A Go library for computing the diff between two JSON documents as a series of RFC6902 JSON Patch operations.
jsondiff is a Go library that computes the differences between two JSON documents and outputs them as a series of JSON Patch (RFC6902) operations. It solves the problem of generating precise, structured diffs for applications like Kubernetes Mutating Webhooks, where you need to describe changes to JSON resources in a standardized format.
Go developers working with JSON data who need to generate diffs for APIs, Kubernetes admission controllers, or any system requiring JSON Patch compliance.
Developers choose jsondiff for its RFC6902 compliance, performance optimizations, and rich feature set like factorization and invertible patches, which are essential for efficient and reliable patch generation in production environments.
Compute the diff between two JSON documents as a series of JSON Patch (RFC6902) operations
Open-Awesome is built by the community, for the community. Submit a project, suggest an awesome list, or help improve the catalog on GitHub.
Generates standard JSON Patch operations, ensuring interoperability with systems like Kubernetes Mutating Webhooks, as highlighted in the README's primary use case.
Offers factorization to convert removal/addition pairs into move/copy operations and rationalization to replace nested changes with single replace operations, reducing JSON footprint as demonstrated in examples.

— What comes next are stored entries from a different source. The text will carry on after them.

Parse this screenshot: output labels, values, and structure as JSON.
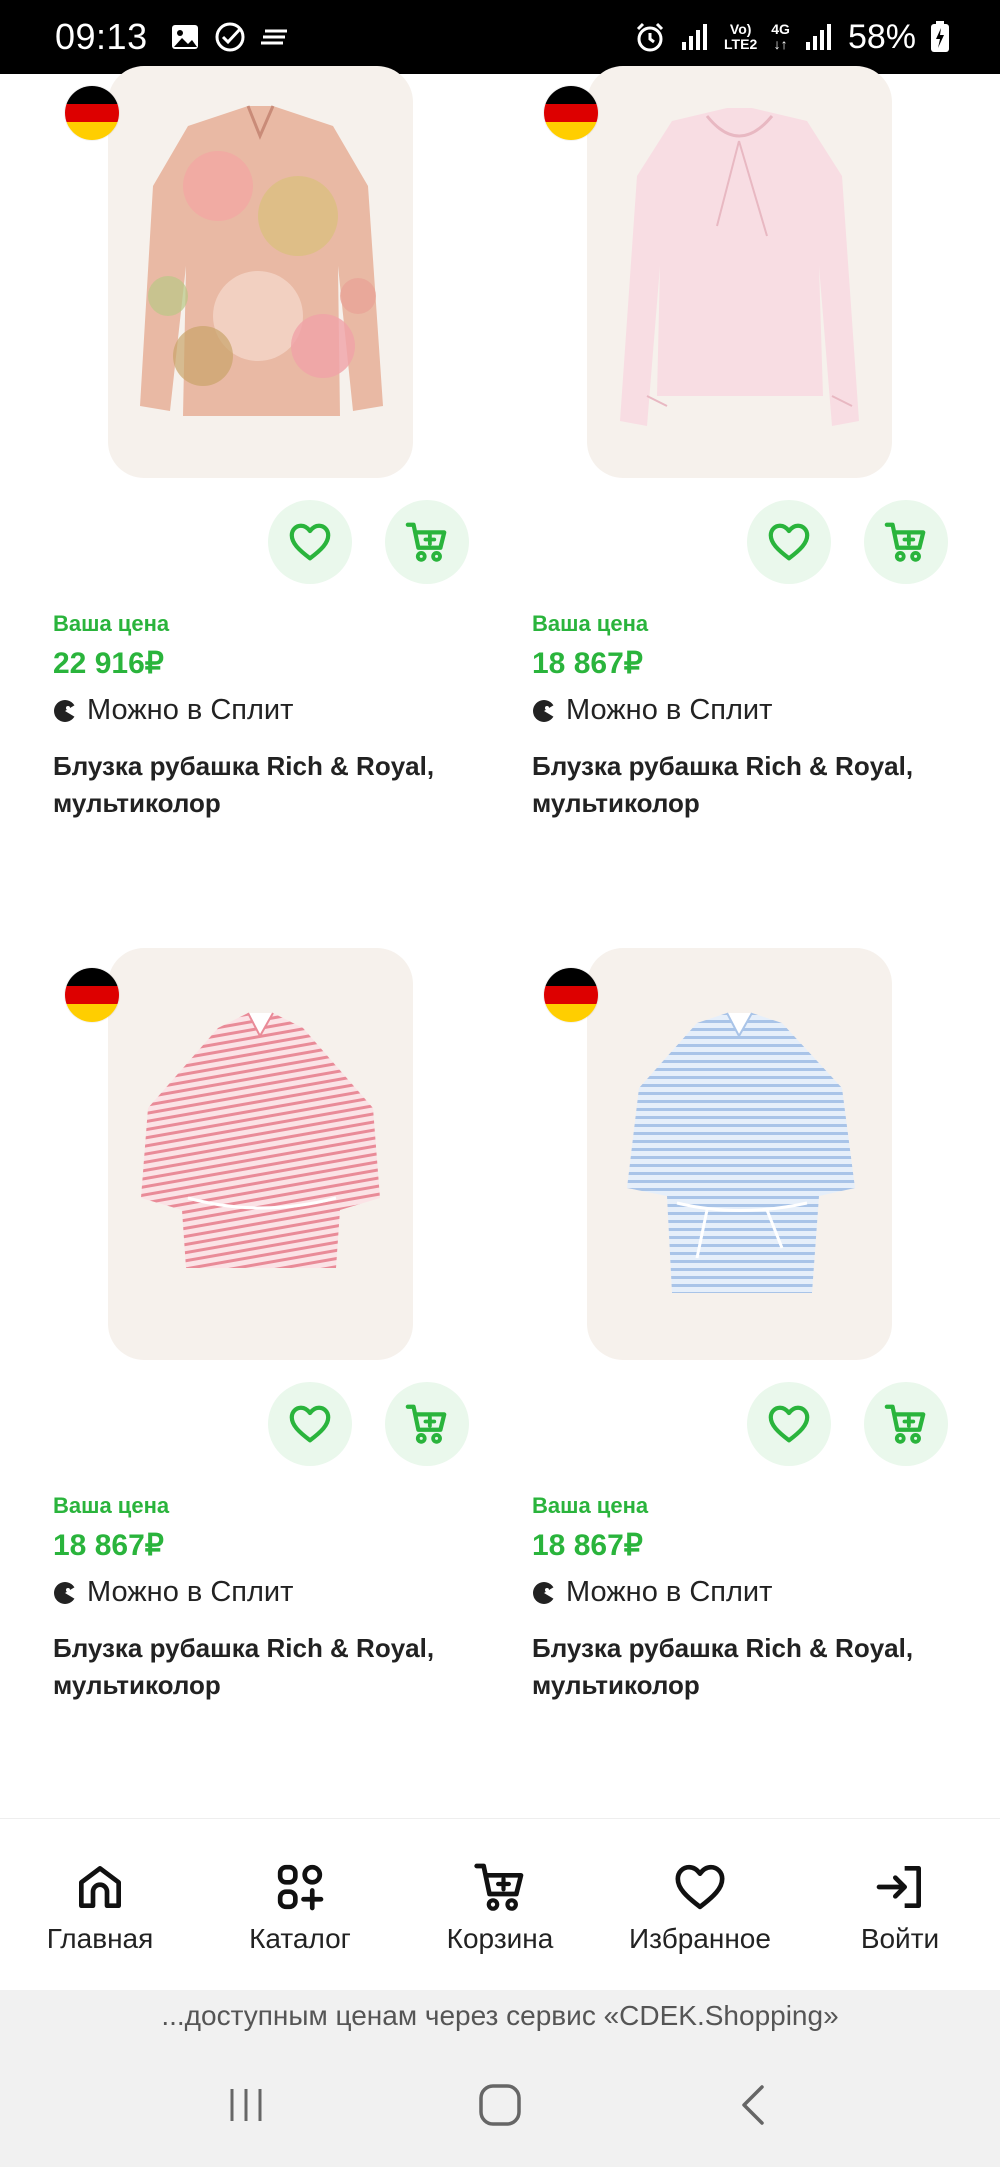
{
  "status_bar": {
    "time": "09:13",
    "battery": "58%",
    "network_top": "Vo)",
    "network_bottom": "LTE2",
    "network_gen": "4G"
  },
  "products": [
    {
      "price_label": "Ваша цена",
      "price": "22 916₽",
      "split_text": "Можно в Сплит",
      "title": "Блузка рубашка Rich & Royal, мультиколор",
      "origin_flag": "germany-flag",
      "image": "floral multicolor blouse"
    },
    {
      "price_label": "Ваша цена",
      "price": "18 867₽",
      "split_text": "Можно в Сплит",
      "title": "Блузка рубашка Rich & Royal, мультиколор",
      "origin_flag": "germany-flag",
      "image": "light pink blouse with tie neck"
    },
    {
      "price_label": "Ваша цена",
      "price": "18 867₽",
      "split_text": "Можно в Сплит",
      "title": "Блузка рубашка Rich & Royal, мультиколор",
      "origin_flag": "germany-flag",
      "image": "pink striped blouse"
    },
    {
      "price_label": "Ваша цена",
      "price": "18 867₽",
      "split_text": "Можно в Сплит",
      "title": "Блузка рубашка Rich & Royal, мультиколор",
      "origin_flag": "germany-flag",
      "image": "light blue striped blouse"
    }
  ],
  "bottom_nav": {
    "items": [
      {
        "label": "Главная",
        "icon": "home-icon"
      },
      {
        "label": "Каталог",
        "icon": "catalog-icon"
      },
      {
        "label": "Корзина",
        "icon": "cart-icon"
      },
      {
        "label": "Избранное",
        "icon": "heart-icon"
      },
      {
        "label": "Войти",
        "icon": "login-icon"
      }
    ]
  },
  "banner": {
    "text": "...доступным ценам через сервис «CDEK.Shopping»"
  },
  "colors": {
    "accent_green": "#2ab43c",
    "button_bg": "#eaf8ec",
    "card_bg": "#f6f1ec"
  }
}
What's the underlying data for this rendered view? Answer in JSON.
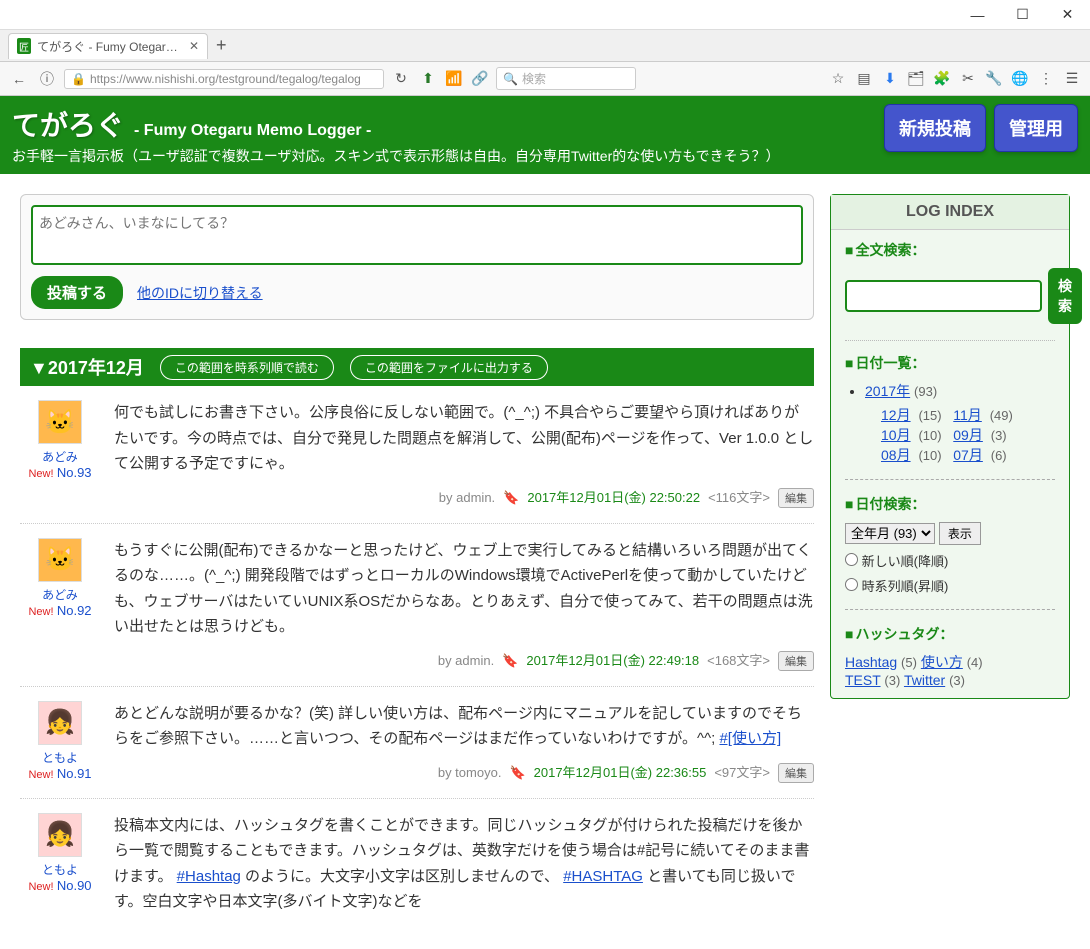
{
  "window": {
    "tab_title": "てがろぐ - Fumy Otegaru Mem",
    "url": "https://www.nishishi.org/testground/tegalog/tegalog",
    "search_placeholder": "検索"
  },
  "header": {
    "title": "てがろぐ",
    "subtitle": "- Fumy Otegaru Memo Logger -",
    "desc": "お手軽一言掲示板（ユーザ認証で複数ユーザ対応。スキン式で表示形態は自由。自分専用Twitter的な使い方もできそう？）",
    "new_post": "新規投稿",
    "admin": "管理用"
  },
  "compose": {
    "placeholder": "あどみさん、いまなにしてる？",
    "post_btn": "投稿する",
    "switch_link": "他のIDに切り替える"
  },
  "range": {
    "title": "▼2017年12月",
    "chrono": "この範囲を時系列順で読む",
    "export": "この範囲をファイルに出力する"
  },
  "posts": [
    {
      "avatar_type": "cat",
      "avatar_face": "🐱",
      "user": "あどみ",
      "new": "New!",
      "num": "No.93",
      "body": "何でも試しにお書き下さい。公序良俗に反しない範囲で。(^_^;) 不具合やらご要望やら頂ければありがたいです。今の時点では、自分で発見した問題点を解消して、公開(配布)ページを作って、Ver 1.0.0 として公開する予定ですにゃ。",
      "by": "by admin.",
      "date": "2017年12月01日(金) 22:50:22",
      "chars": "<116文字>",
      "edit": "編集"
    },
    {
      "avatar_type": "cat",
      "avatar_face": "🐱",
      "user": "あどみ",
      "new": "New!",
      "num": "No.92",
      "body": "もうすぐに公開(配布)できるかなーと思ったけど、ウェブ上で実行してみると結構いろいろ問題が出てくるのな……。(^_^;) 開発段階ではずっとローカルのWindows環境でActivePerlを使って動かしていたけども、ウェブサーバはたいていUNIX系OSだからなあ。とりあえず、自分で使ってみて、若干の問題点は洗い出せたとは思うけども。",
      "by": "by admin.",
      "date": "2017年12月01日(金) 22:49:18",
      "chars": "<168文字>",
      "edit": "編集"
    },
    {
      "avatar_type": "girl",
      "avatar_face": "👧",
      "user": "ともよ",
      "new": "New!",
      "num": "No.91",
      "body_pre": "あとどんな説明が要るかな？(笑) 詳しい使い方は、配布ページ内にマニュアルを記していますのでそちらをご参照下さい。……と言いつつ、その配布ページはまだ作っていないわけですが。^^;  ",
      "hash1": "#[使い方]",
      "by": "by tomoyo.",
      "date": "2017年12月01日(金) 22:36:55",
      "chars": "<97文字>",
      "edit": "編集"
    },
    {
      "avatar_type": "girl",
      "avatar_face": "👧",
      "user": "ともよ",
      "new": "New!",
      "num": "No.90",
      "body_pre": "投稿本文内には、ハッシュタグを書くことができます。同じハッシュタグが付けられた投稿だけを後から一覧で閲覧することもできます。ハッシュタグは、英数字だけを使う場合は#記号に続いてそのまま書けます。 ",
      "hash1": "#Hashtag",
      "body_mid": " のように。大文字小文字は区別しませんので、 ",
      "hash2": "#HASHTAG",
      "body_post": " と書いても同じ扱いです。空白文字や日本文字(多バイト文字)などを",
      "by": "",
      "date": "",
      "chars": "",
      "edit": ""
    }
  ],
  "sidebar": {
    "index_title": "LOG INDEX",
    "fulltext_label": "全文検索：",
    "search_btn": "検索",
    "datelist_label": "日付一覧：",
    "year": "2017年",
    "year_cnt": "(93)",
    "months": [
      {
        "m": "12月",
        "c": "(15)"
      },
      {
        "m": "11月",
        "c": "(49)"
      },
      {
        "m": "10月",
        "c": "(10)"
      },
      {
        "m": "09月",
        "c": "(3)"
      },
      {
        "m": "08月",
        "c": "(10)"
      },
      {
        "m": "07月",
        "c": "(6)"
      }
    ],
    "datesearch_label": "日付検索：",
    "select_value": "全年月 (93)",
    "display_btn": "表示",
    "order_desc": "新しい順(降順)",
    "order_asc": "時系列順(昇順)",
    "hashtag_label": "ハッシュタグ：",
    "tags": [
      {
        "t": "Hashtag",
        "c": "(5)"
      },
      {
        "t": "使い方",
        "c": "(4)"
      },
      {
        "t": "TEST",
        "c": "(3)"
      },
      {
        "t": "Twitter",
        "c": "(3)"
      }
    ]
  }
}
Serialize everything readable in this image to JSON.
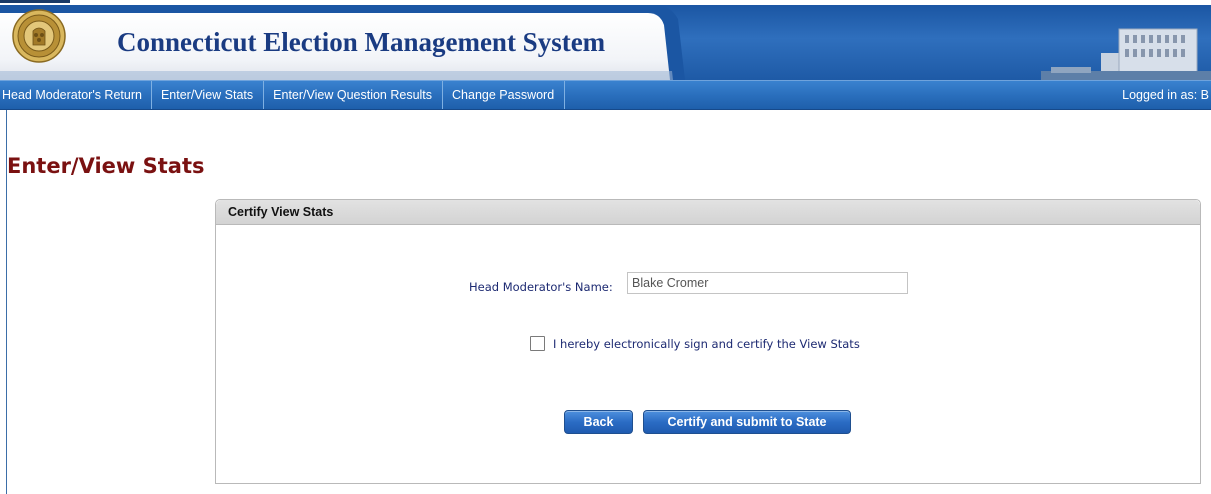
{
  "header": {
    "app_title": "Connecticut Election Management System",
    "seal_icon": "state-seal-icon",
    "capitol_image": "capitol-building-image"
  },
  "nav": {
    "items": [
      {
        "label": "Head Moderator's Return"
      },
      {
        "label": "Enter/View Stats"
      },
      {
        "label": "Enter/View Question Results"
      },
      {
        "label": "Change Password"
      }
    ],
    "logged_in": "Logged in as: B"
  },
  "page": {
    "title": "Enter/View Stats"
  },
  "panel": {
    "title": "Certify View Stats",
    "name_label": "Head Moderator's Name:",
    "name_value": "Blake Cromer",
    "certify_label": "I hereby electronically sign and certify the View Stats",
    "certify_checked": false,
    "back_button": "Back",
    "submit_button": "Certify and submit to State"
  },
  "colors": {
    "banner_blue": "#1b56a3",
    "title_navy": "#1a3b82",
    "page_title_red": "#7a1111",
    "label_navy": "#1d2a72"
  }
}
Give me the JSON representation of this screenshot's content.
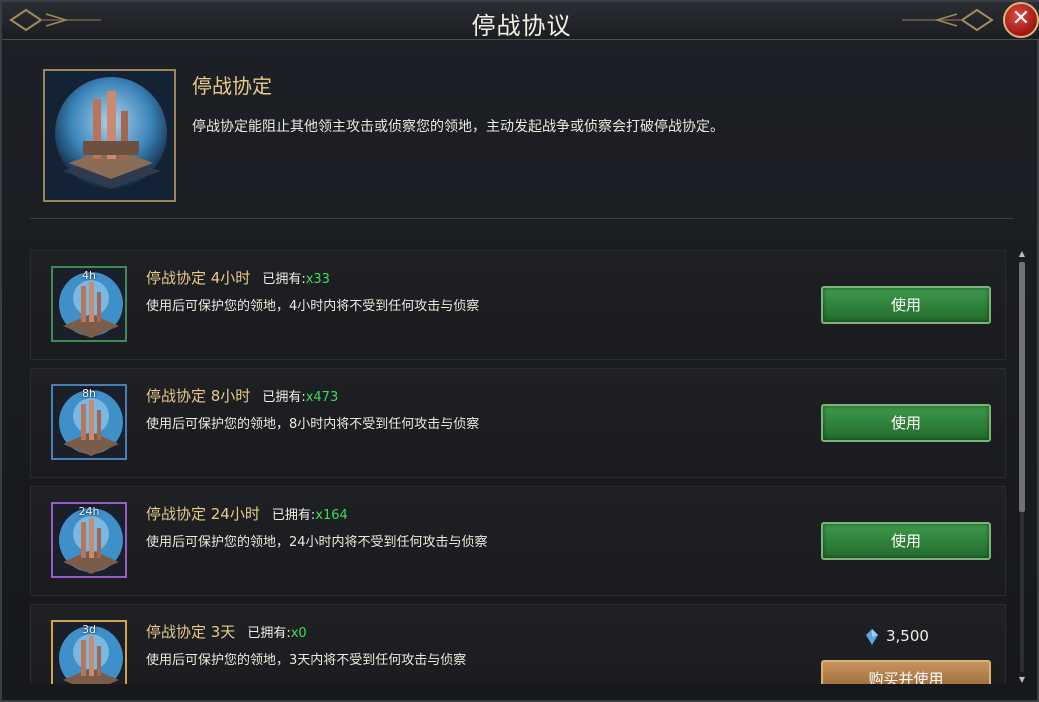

Provides options like LCS for array diffing, Ignores for field exclusion via JSON pointers, and custom marshal/unmarshal functions, allowing fine-grained control over comparison logic.
Enables generation of patches preceded by test operations for reversibility, useful for audit or undo scenarios, though with limitations on copy operations as noted in the README.
Options like LCS and Ignores are marked as experimental in the README, risking breaking changes or revisions in future releases, which could affect production code.
Requires Go 1.21+ due to dependencies on hash/maphash and other features, limiting adoption in environments with older Go versions or legacy systems.
The README warns of pitfalls like optional fields in Go structs leading to incorrect patches, requiring extra care and raw JSON handling for reliable webhook responses.